2. The light source device according to claim 1, characterized in that a plurality of light-emitting subgroups belonging to other light-emitting subgroups that are different from each other are interposed between the plurality of light-emitting subgroups.
3. The plurality of light-emitting element groups include a first light-emitting element group, a second light-emitting element group, a third light-emitting element group, and a fourth light-emitting element group. A second group of light-emitting elements belonging to the second group of light-emitting elements is distributed among a first group of light-emitting elements belonging to the first group of light-emitting elements. Between the second plurality of dispersed light-emitting element subgroups, a third plurality of light-emitting element subgroups belonging to the third light-emitting element group and a fourth plurality of light-emitting element subgroups belonging to the fourth light-emitting element group are dispersed. The light source device according to claim 2.
4. The light source device according to claim 1, further comprising a plurality of constant current sources that supply a constant current to each of the plurality of light-emitting groups.
5. The element array section has a plurality of light-emitting substrates on which a plurality of light-emitting elements are mounted, arranged in a matrix. Each of the plurality of light-emitting substrates has the plurality of light-emitting groups formed on it. The light source device according to feature 4.
6. Each of the plurality of light-emitting substrates has a connector, Connections are made between the dispersed subgroups of light-emitting elements via the connector. The light source device according to claim 5.
7. The light source device according to claim 4, An illumination optical system for illuminating the original plate with light from the aforementioned light source device, A projection optical system that projects the pattern of the original plate illuminated by the illumination optical system onto a substrate, An exposure apparatus characterized by having the following features.

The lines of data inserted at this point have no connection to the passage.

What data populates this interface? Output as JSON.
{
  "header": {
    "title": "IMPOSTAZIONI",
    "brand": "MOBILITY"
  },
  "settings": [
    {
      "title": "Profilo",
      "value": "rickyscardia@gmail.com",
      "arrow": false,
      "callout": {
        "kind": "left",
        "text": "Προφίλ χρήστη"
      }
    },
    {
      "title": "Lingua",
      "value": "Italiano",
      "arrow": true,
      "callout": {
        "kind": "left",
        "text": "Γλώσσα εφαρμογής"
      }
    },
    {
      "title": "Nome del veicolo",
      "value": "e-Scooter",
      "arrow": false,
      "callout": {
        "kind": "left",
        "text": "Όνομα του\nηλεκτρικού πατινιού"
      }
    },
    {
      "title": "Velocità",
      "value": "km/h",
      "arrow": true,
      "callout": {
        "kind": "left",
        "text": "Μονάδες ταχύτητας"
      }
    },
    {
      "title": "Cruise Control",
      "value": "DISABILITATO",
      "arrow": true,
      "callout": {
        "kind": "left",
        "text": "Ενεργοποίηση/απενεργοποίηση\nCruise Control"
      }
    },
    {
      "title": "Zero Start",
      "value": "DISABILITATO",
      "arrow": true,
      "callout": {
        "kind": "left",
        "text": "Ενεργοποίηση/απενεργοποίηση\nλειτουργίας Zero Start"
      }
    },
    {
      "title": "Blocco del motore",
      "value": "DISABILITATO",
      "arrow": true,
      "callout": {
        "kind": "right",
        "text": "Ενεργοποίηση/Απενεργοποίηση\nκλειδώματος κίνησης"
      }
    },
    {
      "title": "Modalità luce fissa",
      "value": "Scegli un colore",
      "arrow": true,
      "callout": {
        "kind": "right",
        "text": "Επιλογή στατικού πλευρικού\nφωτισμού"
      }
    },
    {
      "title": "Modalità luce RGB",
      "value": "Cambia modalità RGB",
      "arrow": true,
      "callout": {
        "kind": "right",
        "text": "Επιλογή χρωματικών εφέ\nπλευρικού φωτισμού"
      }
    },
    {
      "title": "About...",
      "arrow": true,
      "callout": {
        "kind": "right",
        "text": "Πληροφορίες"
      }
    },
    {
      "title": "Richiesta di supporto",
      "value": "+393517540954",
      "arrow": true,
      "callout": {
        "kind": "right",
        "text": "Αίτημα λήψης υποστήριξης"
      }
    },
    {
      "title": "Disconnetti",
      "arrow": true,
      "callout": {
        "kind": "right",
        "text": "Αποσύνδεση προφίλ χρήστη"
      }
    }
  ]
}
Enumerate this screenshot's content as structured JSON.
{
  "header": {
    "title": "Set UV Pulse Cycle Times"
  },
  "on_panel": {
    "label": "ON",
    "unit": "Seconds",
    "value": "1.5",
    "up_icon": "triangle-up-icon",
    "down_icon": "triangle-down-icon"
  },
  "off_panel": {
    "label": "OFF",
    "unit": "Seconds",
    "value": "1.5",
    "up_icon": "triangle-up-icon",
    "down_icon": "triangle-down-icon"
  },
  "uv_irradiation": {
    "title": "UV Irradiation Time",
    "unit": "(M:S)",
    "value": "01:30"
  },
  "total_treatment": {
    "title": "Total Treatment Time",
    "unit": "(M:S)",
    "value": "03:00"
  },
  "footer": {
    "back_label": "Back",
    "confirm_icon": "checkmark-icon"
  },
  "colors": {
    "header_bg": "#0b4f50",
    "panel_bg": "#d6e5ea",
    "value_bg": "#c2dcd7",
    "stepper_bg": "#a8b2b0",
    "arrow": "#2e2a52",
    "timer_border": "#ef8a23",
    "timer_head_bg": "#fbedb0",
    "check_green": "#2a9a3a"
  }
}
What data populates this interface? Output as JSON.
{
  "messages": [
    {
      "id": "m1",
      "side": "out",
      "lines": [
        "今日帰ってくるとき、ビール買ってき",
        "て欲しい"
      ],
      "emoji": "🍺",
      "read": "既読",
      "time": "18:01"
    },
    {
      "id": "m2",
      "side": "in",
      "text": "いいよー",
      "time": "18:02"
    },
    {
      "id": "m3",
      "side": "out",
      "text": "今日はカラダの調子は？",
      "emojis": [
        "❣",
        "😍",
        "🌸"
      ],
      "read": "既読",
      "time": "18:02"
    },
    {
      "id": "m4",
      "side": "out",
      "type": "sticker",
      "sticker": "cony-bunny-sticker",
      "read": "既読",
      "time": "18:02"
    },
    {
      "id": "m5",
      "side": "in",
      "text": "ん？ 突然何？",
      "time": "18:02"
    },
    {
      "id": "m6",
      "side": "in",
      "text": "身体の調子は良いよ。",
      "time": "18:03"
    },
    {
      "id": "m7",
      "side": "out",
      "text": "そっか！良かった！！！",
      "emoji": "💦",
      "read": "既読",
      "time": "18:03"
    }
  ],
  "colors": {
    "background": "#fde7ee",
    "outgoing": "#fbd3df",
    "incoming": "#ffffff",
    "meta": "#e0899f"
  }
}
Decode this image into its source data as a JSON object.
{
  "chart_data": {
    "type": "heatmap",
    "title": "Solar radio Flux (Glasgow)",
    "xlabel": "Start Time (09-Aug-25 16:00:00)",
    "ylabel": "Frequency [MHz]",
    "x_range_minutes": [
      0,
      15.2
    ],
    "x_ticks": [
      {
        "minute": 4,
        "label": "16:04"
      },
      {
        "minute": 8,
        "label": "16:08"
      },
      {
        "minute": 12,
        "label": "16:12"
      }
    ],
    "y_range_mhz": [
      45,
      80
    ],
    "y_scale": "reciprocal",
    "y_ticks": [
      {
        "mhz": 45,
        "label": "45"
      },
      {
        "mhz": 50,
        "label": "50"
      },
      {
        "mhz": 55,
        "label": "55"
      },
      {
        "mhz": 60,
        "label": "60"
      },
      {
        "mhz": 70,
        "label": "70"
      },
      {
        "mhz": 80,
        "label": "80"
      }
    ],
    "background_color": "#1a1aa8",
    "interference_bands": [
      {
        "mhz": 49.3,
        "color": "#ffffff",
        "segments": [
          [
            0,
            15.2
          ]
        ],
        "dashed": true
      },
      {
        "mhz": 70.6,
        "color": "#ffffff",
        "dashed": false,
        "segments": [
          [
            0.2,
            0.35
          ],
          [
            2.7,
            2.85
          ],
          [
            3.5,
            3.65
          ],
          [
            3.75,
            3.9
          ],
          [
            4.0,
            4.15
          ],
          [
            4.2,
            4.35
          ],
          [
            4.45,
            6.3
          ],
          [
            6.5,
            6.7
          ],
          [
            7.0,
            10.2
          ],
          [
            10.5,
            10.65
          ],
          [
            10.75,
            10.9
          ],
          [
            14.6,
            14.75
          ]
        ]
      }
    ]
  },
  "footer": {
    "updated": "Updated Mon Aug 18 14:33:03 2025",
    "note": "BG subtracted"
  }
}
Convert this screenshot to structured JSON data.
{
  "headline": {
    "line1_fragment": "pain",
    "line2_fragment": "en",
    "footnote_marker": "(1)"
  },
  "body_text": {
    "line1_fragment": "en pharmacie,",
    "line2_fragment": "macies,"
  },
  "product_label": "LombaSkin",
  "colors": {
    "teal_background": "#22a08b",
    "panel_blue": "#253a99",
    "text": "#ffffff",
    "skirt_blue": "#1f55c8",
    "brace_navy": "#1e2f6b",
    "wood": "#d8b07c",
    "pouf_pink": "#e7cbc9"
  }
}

8. A measurement unit that measures the illuminance distribution in the exposure region of the substrate, A control unit that controls the plurality of constant current sources based on the illuminance distribution obtained by the above measurement, The exposure apparatus according to claim 7, further comprising the following:
9. The exposure apparatus according to claim 8, characterized in that the control unit identifies a group of light-emitting elements with a lighting abnormality based on the illuminance distribution obtained by the measurement, and controls the plurality of constant current sources to compensate for the decrease in illuminance caused by the lighting abnormality.
10. A step of exposing a substrate using an exposure apparatus according to any one of claims 7 to 9, The process of developing the exposed substrate, A method for manufacturing an article, characterized by including a developed substrate and manufacturing an article from the developed substrate.